También hay quien se arremanga para subvertir la tendencia. Hace un par de años, el escritor de ciencia ficción Neal Stephenson formaba parte de un panel de debate y se quejaba de que «ya no existen grandes proyectos inspiradores». El decano de la universidad Arizona State, quien también participaba en el foro, le echó en cara: «Sois vosotros los que estáis haciendo el vago», refiriéndose a los escritores. Stephenson, quien ha descrito escenarios distópicos en su saga Criptonomicón (Ediciones B), entonó el mea culpa y fundó en la misma universidad el Centro para la Ciencia y la Imaginación. Acaba de publicar Hieroglyph (Harper Collins), una antología de varios autores que tenían la obligación de crear narrativas constructivas y «optimistas», de vislumbrar innovaciones futuras como en su día hicieron Isaac Asimov y William Gibson.
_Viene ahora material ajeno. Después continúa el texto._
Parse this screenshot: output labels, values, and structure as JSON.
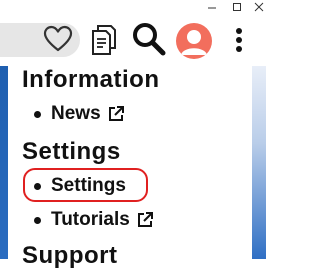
{
  "toolbar": {
    "icons": {
      "favorite": "heart-icon",
      "reader": "reader-view-icon",
      "search": "search-icon",
      "profile": "avatar-icon",
      "more": "more-vert-icon"
    }
  },
  "menu": {
    "sections": [
      {
        "title": "Information",
        "items": [
          {
            "label": "News",
            "external": true
          }
        ]
      },
      {
        "title": "Settings",
        "items": [
          {
            "label": "Settings",
            "highlighted": true
          },
          {
            "label": "Tutorials",
            "external": true
          }
        ]
      },
      {
        "title": "Support",
        "items": []
      }
    ]
  },
  "colors": {
    "avatar": "#f26e5d",
    "highlight": "#e02020",
    "side_stripe": "#1f5fb0"
  }
}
Uno de los antologados, David Brin, asegura: «Es demasiado fácil ganar dinero con una historia que diga: “La civilización es basura, nuestras instituciones nunca ayudarán y tus vecinos son ovejas inútiles que jamás cooperarán en una crisis”». Dicho así, suena al 50% de lo que ponen ahora mismo en los multicines.

Fotograma de Metropolis (1927) de Fritz Lang.